Я привел последнюю выдержку из книги “Тихоокеанский флот” не для того, чтобы поговорить о правильности слов, использованных в ней, а, главным образом, для того, чтобы показать, что мы все время опаздывали. “Гижига” - в Николаевске-на-Амуре, а наши корабли уже в Маока, мы - в Маока - а наши уже в Отомари (т.е. в Корсакове). Наверное такая информация, получай мы ее своевременно, очень бы нас огорчала. Но мы ничего не знали, мы были простыми исполнителями приказов, может быть и не всегда корректных, но приказов, которые не имели права не исполнять.
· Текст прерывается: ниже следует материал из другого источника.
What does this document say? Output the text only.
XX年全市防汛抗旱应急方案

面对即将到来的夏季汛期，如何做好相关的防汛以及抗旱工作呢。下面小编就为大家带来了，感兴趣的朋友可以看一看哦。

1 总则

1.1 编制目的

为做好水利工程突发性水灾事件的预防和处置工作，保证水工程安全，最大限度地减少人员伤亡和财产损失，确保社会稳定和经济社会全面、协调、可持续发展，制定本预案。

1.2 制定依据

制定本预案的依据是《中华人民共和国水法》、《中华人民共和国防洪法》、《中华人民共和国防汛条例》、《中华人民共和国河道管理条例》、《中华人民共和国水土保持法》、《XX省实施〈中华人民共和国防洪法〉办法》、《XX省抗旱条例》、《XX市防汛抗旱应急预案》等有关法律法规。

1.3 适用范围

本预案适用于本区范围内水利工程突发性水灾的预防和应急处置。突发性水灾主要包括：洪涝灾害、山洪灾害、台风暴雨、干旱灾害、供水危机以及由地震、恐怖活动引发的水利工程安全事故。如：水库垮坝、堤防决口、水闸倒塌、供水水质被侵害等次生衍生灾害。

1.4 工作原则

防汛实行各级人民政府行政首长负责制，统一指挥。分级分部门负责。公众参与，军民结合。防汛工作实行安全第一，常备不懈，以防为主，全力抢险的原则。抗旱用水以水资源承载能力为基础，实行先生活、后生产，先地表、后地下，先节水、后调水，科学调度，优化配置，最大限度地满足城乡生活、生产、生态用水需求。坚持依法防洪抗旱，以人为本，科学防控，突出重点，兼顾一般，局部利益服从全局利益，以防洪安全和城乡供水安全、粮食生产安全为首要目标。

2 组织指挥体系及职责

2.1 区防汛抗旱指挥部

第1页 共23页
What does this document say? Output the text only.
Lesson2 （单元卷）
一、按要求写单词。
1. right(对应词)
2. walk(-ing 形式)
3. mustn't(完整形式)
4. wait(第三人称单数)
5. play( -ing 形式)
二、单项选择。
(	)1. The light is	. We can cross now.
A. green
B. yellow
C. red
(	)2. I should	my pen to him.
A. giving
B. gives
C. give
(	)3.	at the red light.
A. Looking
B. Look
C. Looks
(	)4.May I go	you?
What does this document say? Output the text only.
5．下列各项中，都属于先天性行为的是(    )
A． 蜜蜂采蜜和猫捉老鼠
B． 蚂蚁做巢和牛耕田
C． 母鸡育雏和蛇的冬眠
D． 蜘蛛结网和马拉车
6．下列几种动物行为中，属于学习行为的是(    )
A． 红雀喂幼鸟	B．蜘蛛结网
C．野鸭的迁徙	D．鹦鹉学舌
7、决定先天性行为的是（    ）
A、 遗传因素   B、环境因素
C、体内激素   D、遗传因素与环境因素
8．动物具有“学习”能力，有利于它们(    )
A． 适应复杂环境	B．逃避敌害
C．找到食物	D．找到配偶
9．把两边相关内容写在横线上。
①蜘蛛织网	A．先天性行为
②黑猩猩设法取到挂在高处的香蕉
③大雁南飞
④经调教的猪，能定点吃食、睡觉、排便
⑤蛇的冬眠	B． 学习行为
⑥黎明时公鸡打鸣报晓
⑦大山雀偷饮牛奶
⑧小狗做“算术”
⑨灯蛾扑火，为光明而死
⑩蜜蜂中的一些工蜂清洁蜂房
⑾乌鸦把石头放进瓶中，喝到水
Утро 27 августа началось с того, что в 8 ч.45 мин. мы снялись с якоря и пришвартовались к молу. Пожары в городе продолжались, все небо было черным от копоти и с него постоянно что-то сыпалось - хлопья сажи, клочки бумаги, кусочки соломы... Но с рассветом стало не так - скажу кощунственно - красиво и не так страшно, так как ослаб эффект зарева. Нас, всех без исключения, поразил порт Маока, который мы, наконец, разглядели: довольно широкий бетонный мол, мы прекрасно смогли подойти к нему бортом; внешний ковш, внутренний ковш - и все капитально построенное, из бетона, все очень аккуратное и надежное. Такого даже в Советской Гавани нам видеть не приходилось, не говоря уже об Александровске-на-Сахалине и других сахалинских портах, где нам случалось бывать. Там все было деревянное, сделанное, по большей части, “на живую нитку”. И когда мы интересовались почему такие плохие причалы, почему, сплошь и рядом, нет доступных подходов к ним даже для нас, имеющих такую небольшую осадку, обычно отвечали: не позволяет грунт, нет условий для строительства или что-либо в этом роде. Увидев причалы в Маока, я, да и многие, убедились, что при желании и при умении и на наших побережьях все можно было бы давным-давно построить. Просто никто этим не хотел по-настоящему заниматься, все было общее, но, в итоге, ничье. Так, между прочим, обстояло дело со многим, например, с овощами, которые в августе 1945 г. хлынули во Владивосток из Кореи. До того существовало глубокое убеждение, что ни овощи (включая картофель), ни фрукты в Приморье не растут. А в Корее, которая непосредственно граничила с Приморьем, и овощей, и фруктов было, как говориться, навалом. Просто корейцы занимались их выращиванием и умели это делать, а мы не хотели заниматься и не умели. Проще было убежденно твердить, что в Приморье ничего не растет.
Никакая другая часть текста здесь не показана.